Educational Goals / Teaching Points
The objectives of this educational exhibit are to review the pathophysiology of IFTT, recognize key differentiating imaging features of IFTT, and discuss appropriate next steps in management.

Key Anatomic/Physiologic Issues and Imaging Findings/Techniques
Important anatomic and clinical risk factors for IFTT include hydrosalpinx, ovarian or paraovarian (aka paratubal) cysts, history of PID, tubal ligation, and/or trauma.
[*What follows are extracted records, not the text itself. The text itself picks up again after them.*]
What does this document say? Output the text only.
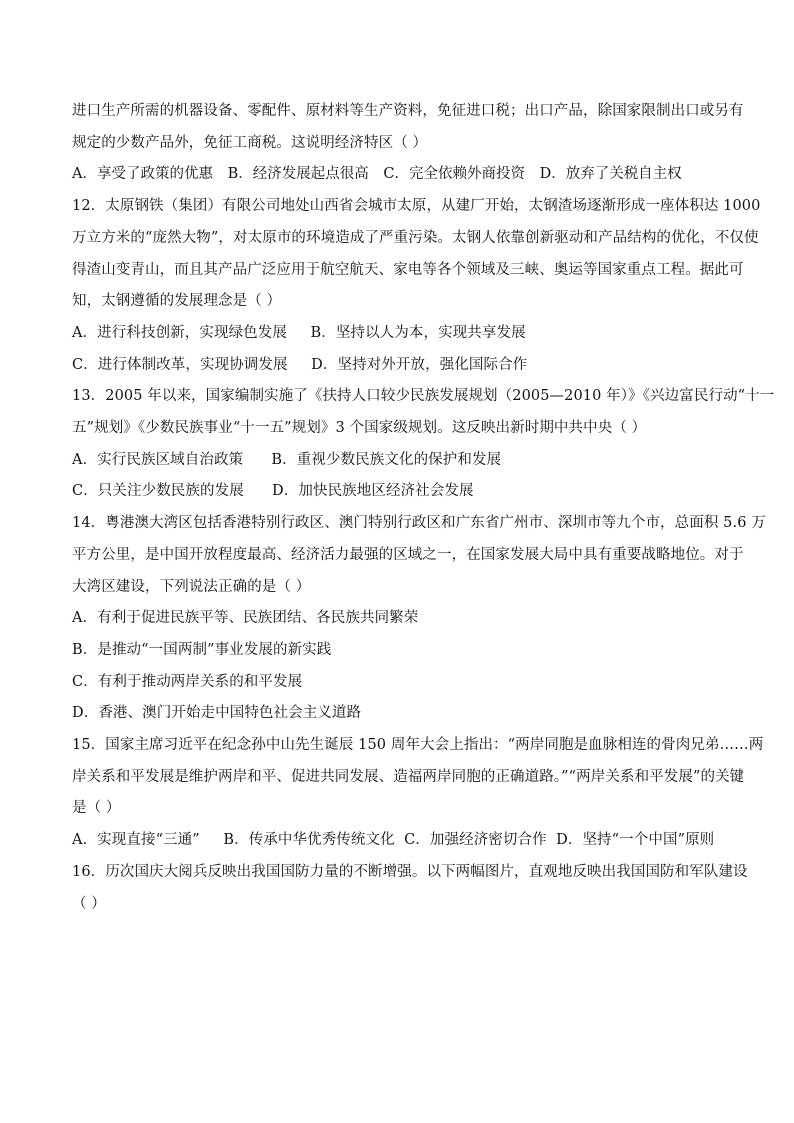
进口生产所需的机器设备、零配件、原材料等生产资料，免征进口税；出口产品，除国家限制出口或另有
规定的少数产品外，免征工商税。这说明经济特区（ ）
A．享受了政策的优惠 B．经济发展起点很高 C．完全依赖外商投资 D．放弃了关税自主权
12．太原钢铁（集团）有限公司地处山西省会城市太原，从建厂开始，太钢渣场逐渐形成一座体积达 1000
万立方米的“庞然大物”，对太原市的环境造成了严重污染。太钢人依靠创新驱动和产品结构的优化，不仅使
得渣山变青山，而且其产品广泛应用于航空航天、家电等各个领域及三峡、奥运等国家重点工程。据此可
知，太钢遵循的发展理念是（ ）
A．进行科技创新，实现绿色发展     B．坚持以人为本，实现共享发展
C．进行体制改革，实现协调发展     D．坚持对外开放，强化国际合作
13．2005 年以来，国家编制实施了《扶持人口较少民族发展规划（2005—2010 年）》《兴边富民行动“十一
五”规划》《少数民族事业“十一五”规划》3 个国家级规划。这反映出新时期中共中央（ ）
A．实行民族区域自治政策      B．重视少数民族文化的保护和发展
C．只关注少数民族的发展      D．加快民族地区经济社会发展
14．粤港澳大湾区包括香港特别行政区、澳门特别行政区和广东省广州市、深圳市等九个市，总面积 5.6 万
平方公里，是中国开放程度最高、经济活力最强的区域之一，在国家发展大局中具有重要战略地位。对于
大湾区建设，下列说法正确的是（ ）
A．有利于促进民族平等、民族团结、各民族共同繁荣
B．是推动“一国两制”事业发展的新实践
C．有利于推动两岸关系的和平发展
D．香港、澳门开始走中国特色社会主义道路
15．国家主席习近平在纪念孙中山先生诞辰 150 周年大会上指出：“两岸同胞是血脉相连的骨肉兄弟……两
岸关系和平发展是维护两岸和平、促进共同发展、造福两岸同胞的正确道路。”“两岸关系和平发展”的关键
是（ ）
A．实现直接“三通”     B．传承中华优秀传统文化  C．加强经济密切合作  D．坚持“一个中国”原则
16．历次国庆大阅兵反映出我国国防力量的不断增强。以下两幅图片，直观地反映出我国国防和军队建设
（ ）
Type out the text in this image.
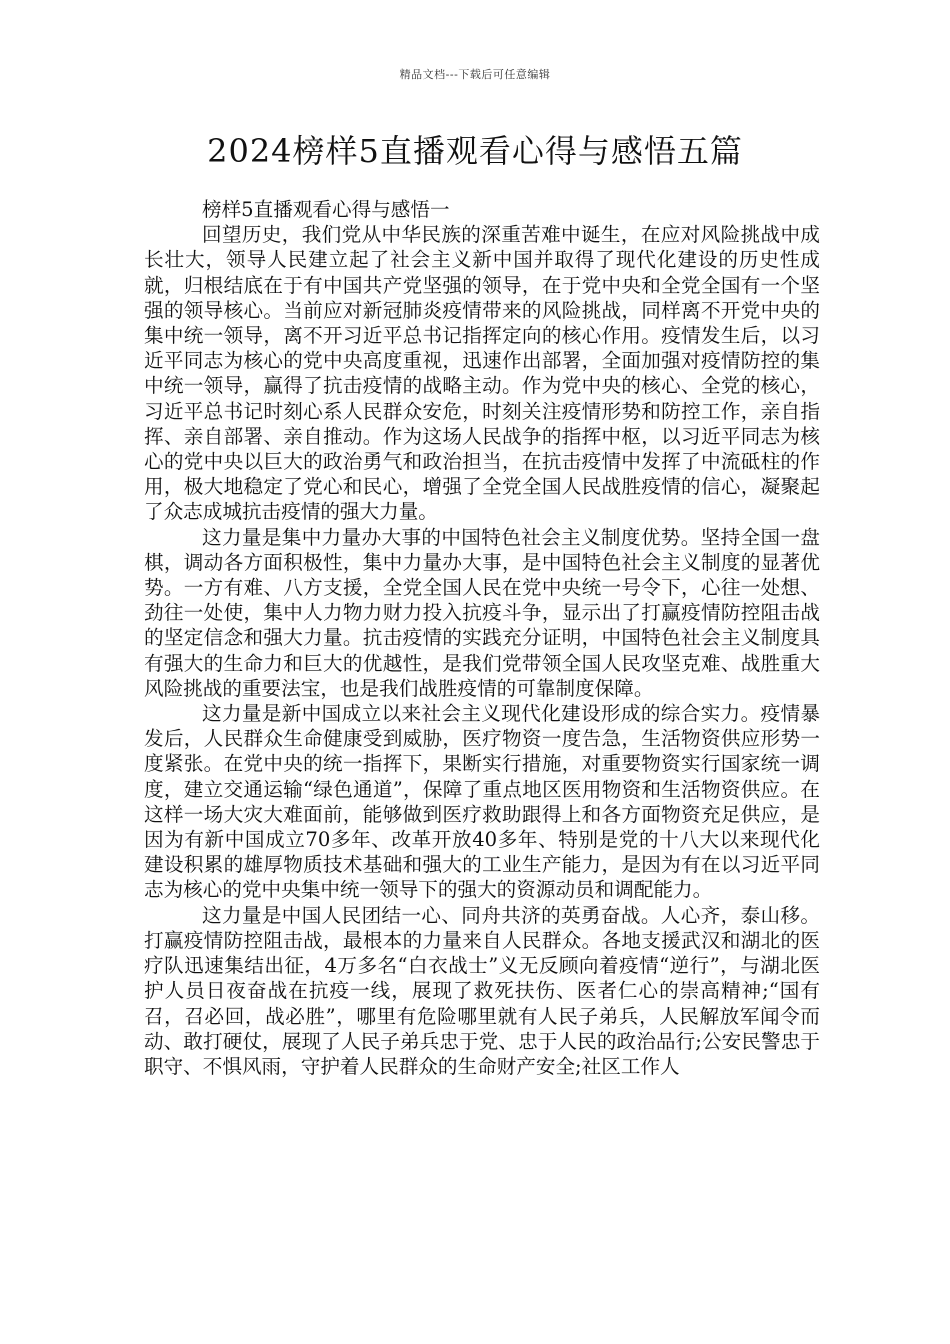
精品文档---下载后可任意编辑
2024榜样5直播观看心得与感悟五篇

榜样5直播观看心得与感悟一

回望历史，我们党从中华民族的深重苦难中诞生，在应对风险挑战中成长壮大，领导人民建立起了社会主义新中国并取得了现代化建设的历史性成就，归根结底在于有中国共产党坚强的领导，在于党中央和全党全国有一个坚强的领导核心。当前应对新冠肺炎疫情带来的风险挑战，同样离不开党中央的集中统一领导，离不开习近平总书记指挥定向的核心作用。疫情发生后，以习近平同志为核心的党中央高度重视，迅速作出部署，全面加强对疫情防控的集中统一领导，赢得了抗击疫情的战略主动。作为党中央的核心、全党的核心，习近平总书记时刻心系人民群众安危，时刻关注疫情形势和防控工作，亲自指挥、亲自部署、亲自推动。作为这场人民战争的指挥中枢，以习近平同志为核心的党中央以巨大的政治勇气和政治担当，在抗击疫情中发挥了中流砥柱的作用，极大地稳定了党心和民心，增强了全党全国人民战胜疫情的信心，凝聚起了众志成城抗击疫情的强大力量。

这力量是集中力量办大事的中国特色社会主义制度优势。坚持全国一盘棋，调动各方面积极性，集中力量办大事，是中国特色社会主义制度的显著优势。一方有难、八方支援，全党全国人民在党中央统一号令下，心往一处想、劲往一处使，集中人力物力财力投入抗疫斗争，显示出了打赢疫情防控阻击战的坚定信念和强大力量。抗击疫情的实践充分证明，中国特色社会主义制度具有强大的生命力和巨大的优越性，是我们党带领全国人民攻坚克难、战胜重大风险挑战的重要法宝，也是我们战胜疫情的可靠制度保障。

这力量是新中国成立以来社会主义现代化建设形成的综合实力。疫情暴发后，人民群众生命健康受到威胁，医疗物资一度告急，生活物资供应形势一度紧张。在党中央的统一指挥下，果断实行措施，对重要物资实行国家统一调度，建立交通运输“绿色通道”，保障了重点地区医用物资和生活物资供应。在这样一场大灾大难面前，能够做到医疗救助跟得上和各方面物资充足供应，是因为有新中国成立70多年、改革开放40多年、特别是党的十八大以来现代化建设积累的雄厚物质技术基础和强大的工业生产能力，是因为有在以习近平同志为核心的党中央集中统一领导下的强大的资源动员和调配能力。

这力量是中国人民团结一心、同舟共济的英勇奋战。人心齐，泰山移。打赢疫情防控阻击战，最根本的力量来自人民群众。各地支援武汉和湖北的医疗队迅速集结出征，4万多名“白衣战士”义无反顾向着疫情“逆行”，与湖北医护人员日夜奋战在抗疫一线，展现了救死扶伤、医者仁心的崇高精神;“国有召，召必回，战必胜”，哪里有危险哪里就有人民子弟兵，人民解放军闻令而动、敢打硬仗，展现了人民子弟兵忠于党、忠于人民的政治品行;公安民警忠于职守、不惧风雨，守护着人民群众的生命财产安全;社区工作人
We will discuss differential imaging findings on ultrasound (US) and CT. On US, important findings include whirlpool sign, thickened, torsed tube (internal debris or convoluted echogenic mass, or dilated tube with thickened, echogenic walls), and importantly, normal appearance of the ovaries. Cross sectional imaging may demonstrate an adnexal mass, twisted appearance of FT, thickened tubal wall (with hyperemia or absence of flow in the wall), mucosal folds or septa within cystic adnexal structure (likely dilated FT), a whirlpool or beak sign, and importantly, normal appearance and location of ipsilateral ovary. Secondary signs on CT are free intrapelvic fluid, peritubular fat stranding, enhancement and thickening of the broad ligament, and regional ileus.

Conclusion
IFTT is a rare gynecological emergency that should be promptly recognized on imaging so that treatment is not delayed. IFTT should be highly considered when one sees a whirlpool sign or swirling in the adnexa with normal appearing ovaries. Treatment is surgical detorsion and possible salpingectomy.